A delegation from Chad was visiting Israel and ascended to the Temple Mount to pray in the al-Aqsa Mosque. Despite being Muslims, the delegation was criticized by the Palestinians and threatened by Hamas.
A diplomatic delegation from the African country of Chad that included its president, Mahamat Deby, arrived in Israel earlier this week to officially open the African nation’s embassy on Thursday.
After meeting with Israeli Prime Minister Netanyahu on Wednesday, Deby reportedly visited the Western Wall in the evening.
Deby, a Muslim, ascended to the Temple Mount and entered the Aqsa Mosque while accompanied by Israeli police.
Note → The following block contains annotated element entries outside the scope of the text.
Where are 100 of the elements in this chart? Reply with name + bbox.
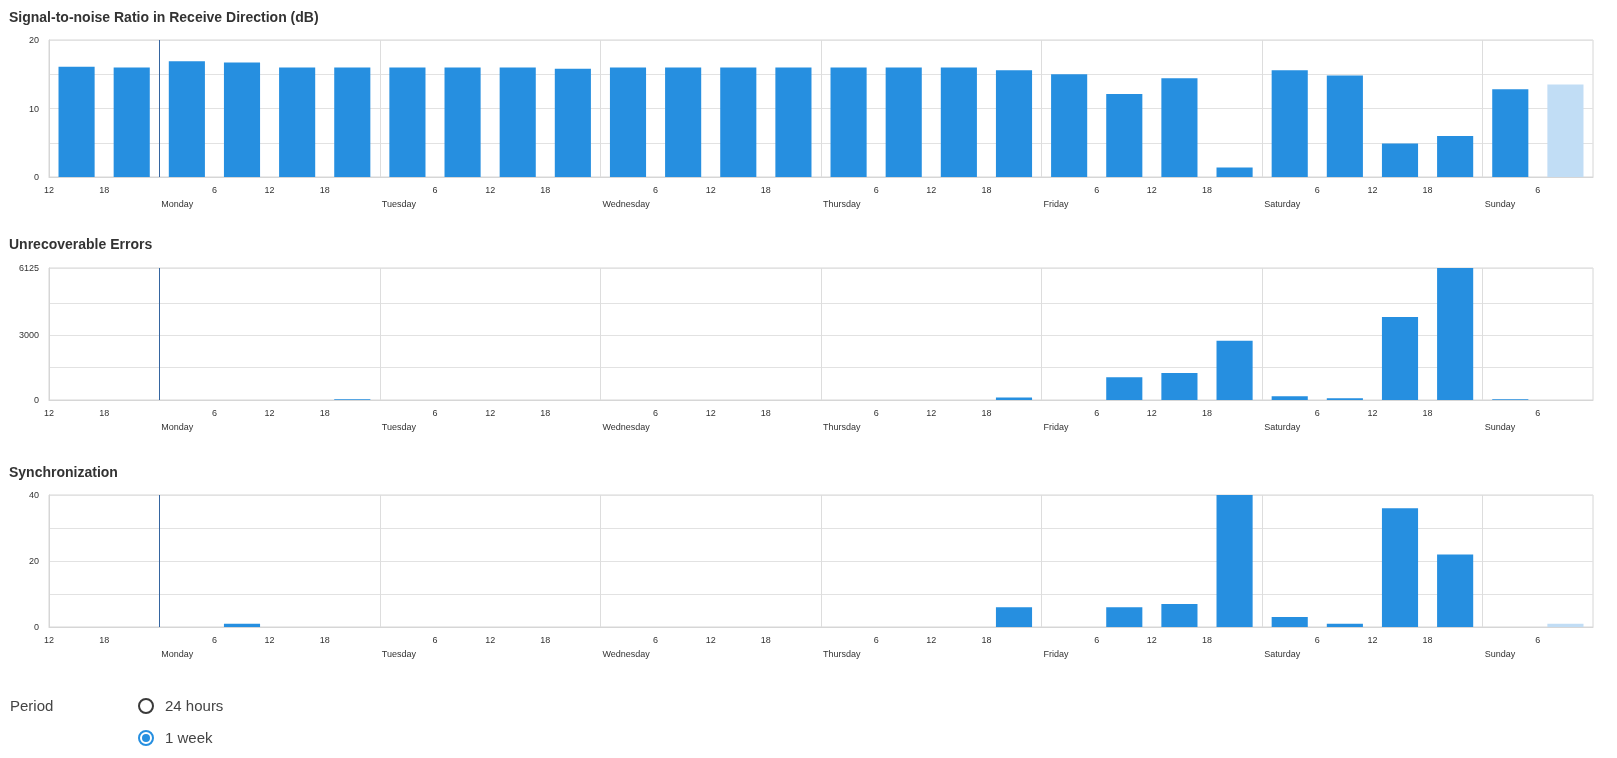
bar	[775, 67, 812, 177]
bar	[113, 67, 150, 177]
bar	[1381, 143, 1419, 177]
bar	[1326, 75, 1363, 177]
x-tick-label: 12	[705, 184, 716, 195]
x-tick-label: 6	[1535, 407, 1541, 418]
y-tick-label: 0	[33, 172, 39, 182]
x-tick-label: 12	[43, 634, 55, 645]
bar	[1216, 340, 1253, 400]
ref-line-label: Tuesday	[381, 421, 417, 432]
text: 24 hours	[165, 697, 224, 715]
x-tick-label: 6	[211, 407, 217, 418]
x-tick-label: 6	[873, 407, 879, 418]
chart-title: Synchronization	[9, 464, 118, 480]
x-tick-label: 18	[1201, 634, 1213, 645]
ref-line-label: Friday	[1043, 198, 1070, 209]
bar	[1492, 89, 1529, 177]
x-tick-label: 12	[1146, 184, 1157, 195]
x-tick-label: 6	[432, 634, 438, 645]
bar	[995, 70, 1033, 177]
x-tick-label: 6	[873, 634, 879, 645]
ref-line-label: Saturday	[1264, 198, 1301, 209]
x-tick-label: 6	[653, 634, 659, 645]
bar	[1381, 317, 1419, 400]
bar	[1547, 623, 1584, 627]
bar	[1161, 603, 1198, 627]
bar	[1271, 396, 1308, 400]
bar	[720, 67, 757, 177]
ref-line-label: Monday	[161, 198, 194, 209]
x-tick-label: 12	[264, 184, 275, 195]
ref-line-label: Sunday	[1484, 648, 1516, 659]
bar	[223, 62, 261, 177]
x-tick-label: 12	[264, 634, 275, 645]
y-tick-label: 6125	[18, 263, 39, 273]
x-tick-label: 18	[981, 634, 992, 645]
x-tick-label: 6	[1314, 184, 1320, 195]
x-tick-label: 12	[705, 634, 716, 645]
x-tick-label: 18	[99, 634, 110, 645]
x-tick-label: 12	[485, 407, 496, 418]
bar	[830, 67, 867, 177]
ref-line-label: Tuesday	[381, 198, 417, 209]
x-tick-label: 12	[926, 184, 937, 195]
y-tick-label: 20	[28, 556, 39, 566]
x-tick-label: 12	[485, 184, 496, 195]
text: 1 week	[165, 729, 213, 747]
x-tick-label: 12	[43, 407, 55, 418]
x-tick-label: 18	[319, 634, 330, 645]
bar	[1437, 268, 1474, 400]
x-tick-label: 18	[760, 407, 771, 418]
bar	[995, 607, 1033, 627]
x-tick-label: 12	[926, 407, 937, 418]
x-tick-label: 18	[1422, 407, 1433, 418]
ref-line-label: Friday	[1043, 421, 1070, 432]
x-tick-label: 12	[1367, 634, 1378, 645]
bar	[1437, 554, 1474, 627]
bar	[1437, 135, 1474, 177]
ref-line-label: Sunday	[1484, 198, 1516, 209]
x-tick-label: 18	[760, 634, 771, 645]
x-tick-label: 18	[981, 184, 992, 195]
x-tick-label: 6	[211, 184, 217, 195]
bar	[885, 67, 922, 177]
bar	[58, 66, 95, 177]
bar	[444, 67, 481, 177]
ref-line-label: Friday	[1043, 648, 1070, 659]
bar	[609, 67, 647, 177]
ref-line-label: Saturday	[1264, 648, 1301, 659]
x-tick-label: 12	[1367, 407, 1378, 418]
y-tick-label: 0	[33, 395, 39, 405]
ref-line-label: Wednesday	[602, 421, 651, 432]
x-tick-label: 18	[540, 184, 551, 195]
x-tick-label: 18	[1422, 184, 1433, 195]
x-tick-label: 18	[981, 407, 992, 418]
bar	[940, 67, 977, 177]
ref-line-label: Monday	[161, 421, 194, 432]
x-tick-label: 6	[1094, 634, 1100, 645]
x-tick-label: 12	[264, 407, 275, 418]
x-tick-label: 6	[653, 407, 659, 418]
x-tick-label: 6	[1314, 634, 1320, 645]
x-tick-label: 6	[1094, 184, 1100, 195]
bar	[1051, 74, 1088, 177]
x-tick-label: 12	[1146, 634, 1157, 645]
x-tick-label: 18	[540, 407, 551, 418]
x-tick-label: 12	[485, 634, 496, 645]
bar	[665, 67, 702, 177]
chart-title: Signal-to-noise Ratio in Receive Direction (dB)	[9, 9, 319, 25]
y-tick-label: 40	[28, 490, 39, 500]
bar	[334, 67, 371, 177]
text: Period	[10, 697, 54, 715]
y-tick-label: 10	[28, 103, 39, 114]
x-tick-label: 12	[926, 634, 937, 645]
ref-line-label: Thursday	[823, 198, 862, 209]
bar	[1106, 607, 1143, 627]
bar	[554, 68, 591, 177]
x-tick-label: 18	[99, 184, 110, 195]
bar	[1216, 167, 1253, 177]
ref-line-label: Tuesday	[381, 648, 417, 659]
bar	[1381, 508, 1419, 627]
x-tick-label: 12	[1367, 184, 1378, 195]
y-tick-label: 0	[33, 622, 39, 632]
x-tick-label: 18	[99, 407, 110, 418]
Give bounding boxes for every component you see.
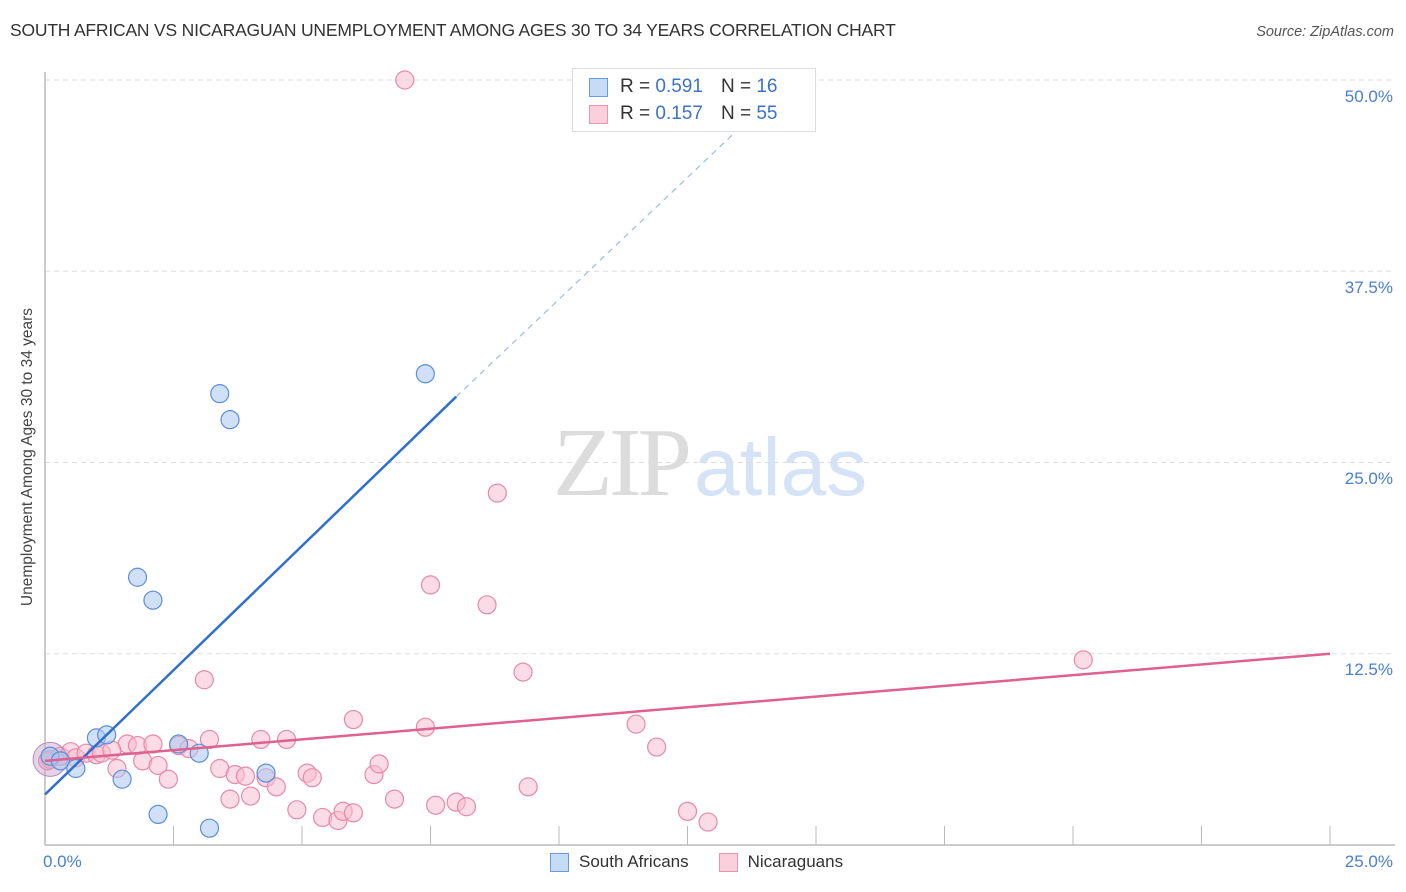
watermark-atlas: atlas — [694, 422, 868, 513]
r-label: R = — [620, 103, 651, 124]
south-africans-points — [40, 364, 435, 838]
y-tick-50: 50.0% — [1344, 87, 1393, 106]
data-point-south-africans[interactable] — [210, 384, 230, 404]
legend-label: Nicaraguans — [747, 852, 844, 871]
data-point-nicaraguans[interactable] — [158, 769, 178, 789]
data-point-nicaraguans[interactable] — [312, 807, 333, 828]
data-point-nicaraguans[interactable] — [199, 729, 220, 750]
data-point-south-africans[interactable] — [199, 818, 220, 838]
data-point-nicaraguans[interactable] — [251, 729, 271, 750]
legend-row-nicaraguans: R = 0.157 N = 55 — [589, 103, 777, 125]
x-tick-0: 0.0% — [43, 852, 82, 871]
data-point-nicaraguans[interactable] — [518, 777, 538, 797]
blue-swatch-icon — [550, 852, 569, 872]
legend-item-nicaraguans[interactable]: Nicaraguans — [718, 852, 844, 872]
data-point-nicaraguans[interactable] — [266, 777, 286, 797]
data-point-nicaraguans[interactable] — [647, 737, 667, 757]
south-africans-trendline — [44, 395, 458, 796]
n-label: N = — [720, 76, 752, 97]
n-label: N = — [720, 103, 752, 124]
data-point-nicaraguans[interactable] — [384, 789, 405, 809]
source-label: Source: ZipAtlas.com — [1256, 24, 1394, 40]
legend-item-south-africans[interactable]: South Africans — [550, 852, 689, 872]
data-point-nicaraguans[interactable] — [698, 812, 718, 832]
x-tick-25: 25.0% — [1344, 852, 1393, 871]
data-point-south-africans[interactable] — [66, 758, 86, 779]
data-point-nicaraguans[interactable] — [235, 766, 256, 786]
data-point-south-africans[interactable] — [415, 364, 435, 384]
y-tick-37-5: 37.5% — [1344, 278, 1393, 297]
blue-swatch-icon — [589, 77, 608, 97]
pink-swatch-icon — [589, 104, 608, 124]
r-value: 0.591 — [655, 76, 703, 97]
nicaraguans-trendline — [44, 652, 1331, 763]
r-label: R = — [620, 76, 651, 97]
pink-swatch-icon — [718, 852, 738, 872]
data-point-south-africans[interactable] — [112, 769, 132, 789]
chart-title: SOUTH AFRICAN VS NICARAGUAN UNEMPLOYMENT… — [10, 20, 896, 40]
correlation-legend: R = 0.591 N = 16 R = 0.157 N = 55 — [572, 68, 816, 132]
data-point-nicaraguans[interactable] — [477, 595, 497, 615]
data-point-nicaraguans[interactable] — [456, 797, 477, 817]
data-point-nicaraguans[interactable] — [220, 789, 240, 809]
r-value: 0.157 — [655, 103, 703, 124]
y-axis-label: Unemployment Among Ages 30 to 34 years — [19, 307, 36, 607]
data-point-nicaraguans[interactable] — [343, 803, 363, 823]
data-point-nicaraguans[interactable] — [677, 801, 698, 821]
data-point-nicaraguans[interactable] — [369, 754, 389, 774]
data-point-nicaraguans[interactable] — [148, 755, 168, 776]
y-tick-25: 25.0% — [1344, 469, 1393, 488]
data-point-nicaraguans[interactable] — [194, 670, 214, 690]
trendlines — [44, 79, 1331, 796]
n-value: 16 — [756, 76, 778, 97]
legend-row-south-africans: R = 0.591 N = 16 — [589, 76, 777, 98]
data-point-south-africans[interactable] — [256, 763, 276, 783]
data-point-nicaraguans[interactable] — [487, 483, 507, 503]
data-point-nicaraguans[interactable] — [513, 662, 533, 682]
data-point-nicaraguans[interactable] — [426, 795, 446, 815]
y-tick-12-5: 12.5% — [1344, 660, 1393, 679]
data-point-nicaraguans[interactable] — [1073, 650, 1093, 670]
series-legend: South Africans Nicaraguans — [550, 852, 873, 872]
gridlines — [45, 79, 1395, 655]
data-point-south-africans[interactable] — [143, 590, 163, 610]
data-point-nicaraguans[interactable] — [420, 575, 441, 595]
axes — [44, 72, 1395, 846]
data-point-south-africans[interactable] — [127, 567, 148, 587]
data-point-south-africans[interactable] — [220, 410, 240, 430]
n-value: 55 — [756, 103, 778, 124]
data-point-nicaraguans[interactable] — [241, 786, 261, 806]
data-point-nicaraguans[interactable] — [415, 717, 435, 737]
data-point-nicaraguans[interactable] — [302, 768, 322, 788]
data-point-nicaraguans[interactable] — [343, 709, 363, 730]
data-point-nicaraguans[interactable] — [287, 800, 307, 820]
data-point-south-africans[interactable] — [148, 804, 168, 825]
legend-label: South Africans — [579, 852, 689, 871]
data-point-nicaraguans[interactable] — [626, 714, 646, 734]
data-point-nicaraguans[interactable] — [395, 70, 415, 90]
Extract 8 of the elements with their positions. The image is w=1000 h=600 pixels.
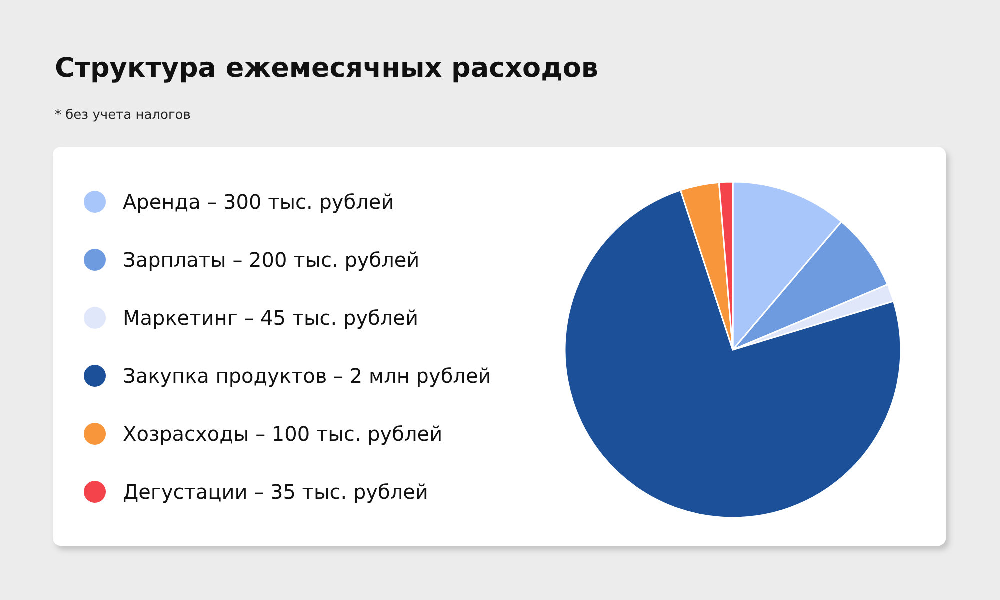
legend-label: Дегустации – 35 тыс. рублей	[123, 480, 428, 504]
legend-label: Аренда – 300 тыс. рублей	[123, 190, 394, 214]
legend-label: Закупка продуктов – 2 млн рублей	[123, 364, 492, 388]
chart-subtitle: * без учета налогов	[55, 108, 191, 123]
legend-label: Хозрасходы – 100 тыс. рублей	[123, 422, 443, 446]
legend-label: Зарплаты – 200 тыс. рублей	[123, 248, 420, 272]
chart-title: Структура ежемесячных расходов	[55, 53, 599, 84]
legend-label: Маркетинг – 45 тыс. рублей	[123, 306, 418, 330]
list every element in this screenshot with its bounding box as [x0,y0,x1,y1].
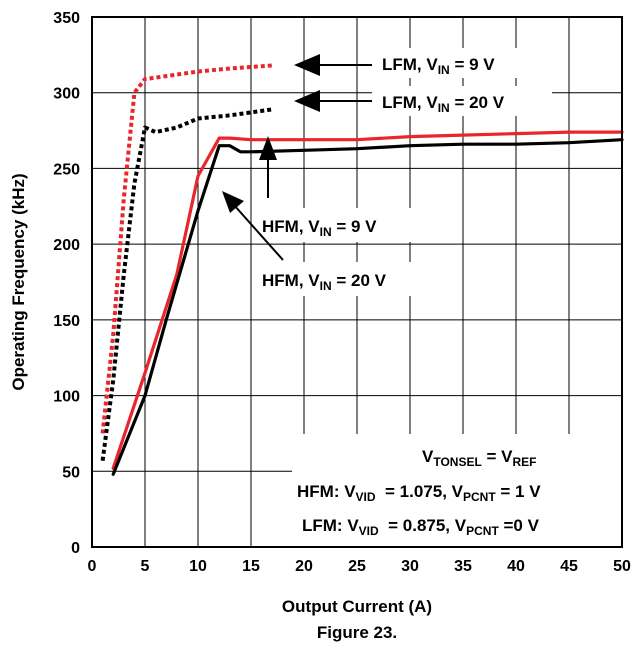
conditions-bg [292,434,622,546]
y-tick-label: 250 [53,161,80,178]
conditions-line1: VTONSEL = VREF [422,447,537,469]
series-line-lfm-vin-20-v [100,107,273,461]
x-tick-label: 30 [401,558,419,575]
x-tick-label: 15 [242,558,260,575]
y-tick-label: 150 [53,313,80,330]
arrow-head-hfm9 [259,136,277,160]
x-tick-label: 0 [88,558,97,575]
label-bg-lfm20 [372,86,552,116]
plot-frame [91,16,623,548]
tick-labels: 0 5 10 15 20 25 30 35 40 45 50 0 50 100 150 200 250 300 35… [53,10,631,575]
label-hfm20: HFM, VIN = 20 V [262,271,387,293]
y-tick-label: 300 [53,86,80,103]
annotations: LFM, VIN = 9 V LFM, VIN = 20 V HFM, VIN … [222,48,552,296]
y-tick-label: 50 [62,464,80,481]
conditions-line2: HFM: VVID = 1.075, VPCNT = 1 V [297,482,541,504]
x-tick-label: 40 [507,558,525,575]
series-layer [100,63,624,476]
x-tick-label: 50 [613,558,631,575]
series-line-hfm-vin-9-v [111,130,624,470]
label-bg-hfm9 [256,208,424,242]
y-tick-label: 350 [53,10,80,27]
arrow-head-lfm9 [294,54,320,76]
x-tick-label: 25 [348,558,366,575]
label-bg-hfm20 [256,262,434,296]
y-axis-title: Operating Frequency (kHz) [9,173,28,390]
y-tick-label: 0 [71,540,80,557]
label-lfm9: LFM, VIN = 9 V [382,55,495,77]
label-bg-lfm9 [372,48,532,78]
conditions-box: VTONSEL = VREF HFM: VVID = 1.075, VPCNT … [292,434,622,546]
x-tick-label: 5 [141,558,150,575]
arrow-head-hfm20 [222,191,244,213]
conditions-line3: LFM: VVID = 0.875, VPCNT =0 V [302,516,540,538]
x-tick-label: 20 [295,558,313,575]
series-line-lfm-vin-9-v [100,63,273,434]
x-tick-label: 45 [560,558,578,575]
y-tick-label: 200 [53,237,80,254]
x-axis-title: Output Current (A) [282,597,432,616]
series-line-hfm-vin-20-v [111,138,624,476]
label-lfm20: LFM, VIN = 20 V [382,93,505,115]
x-tick-label: 35 [454,558,472,575]
arrow-head-lfm20 [294,90,320,112]
label-hfm9: HFM, VIN = 9 V [262,217,377,239]
y-tick-label: 100 [53,389,80,406]
x-tick-label: 10 [189,558,207,575]
figure-caption: Figure 23. [317,623,397,642]
arrow-line-hfm20 [233,204,284,261]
In response, Palestinian media criticized the visit. Hamas spokesman Mohammed Hamada described the move as a “great provocation” and a symbol of “the denial of Palestinian people’s rights and the feelings of the families of the martyrs and prisoners”.
Hamada also criticized Deby’s decision to inaugurate Chad’s embassy in Tel Aviv.
Tom Nisani, CEO of Beyadenu, a Temple Mount activist organization, responded to the incident.
“As expected, this provoked the anger of the Jordanians who called the visit of the President of Chad to the Temple Mount an ‘assault on the mosque,” Nisani said in a statement. “This reaction came despite the president being a Muslim. The Waqf claimed that the visit of President Mahmoud Debi to the Temple Mount without their prior knowledge is an ‘official recognition of the sovereignty of the occupation on the Temple Mount’.”
“The Temple Mount is not ‘occupied’,” Nisani added. “Like the IDF Paratroopers declared in 1967, ‘The Temple Mount is in our hands’.”
“It is a great pity that the President of Chad was not accompanied by an official representative of Israel,” Nisanio said. “All honor and respect to the President of Chad!”
The incident stands in contrast to several recent visits to the site by foreign diplomats who coordinated with the Waqf but neglected to coordinate in advance with the Israeli authorities. Last month, approximately 30 diplomats from EU countries, Australia, and Argentina visited the Temple Mount.
After the visit, the UK Consulate in Jerusalem tweeted: “We joined like-minded diplomats at #AlAqsa Mosque to demonstrate support for Jordanian Custodianship of Christian and Muslim holy sites in #Jerusalem. We continue to promote historic Status Quo arrangements which permit all three Abrahamic faiths to worship in the Old City.”
Also last month, Lord Tariq Ahmad, the Minister of Middle East Affairs at the British Foreign Ministry, prayed at the Aqsa Mosque, without coordinating with the Israeli government. He did coordinate with the Waqf. After the visit, he made public statements declaring support for the “Jordanian custodianship.” In meetings with Palestinian officials, he decried Israel’s “occupation” of “Palestine”.
Chad, a Muslim-majority country with a large Arab population, originally established diplomatic ties with Israeli in 1961 but later severed them, along with many other African states, in 1972.
An Israeli ambassador, the first in almost 50 years, arrived in the capital N’Djamena in May last year.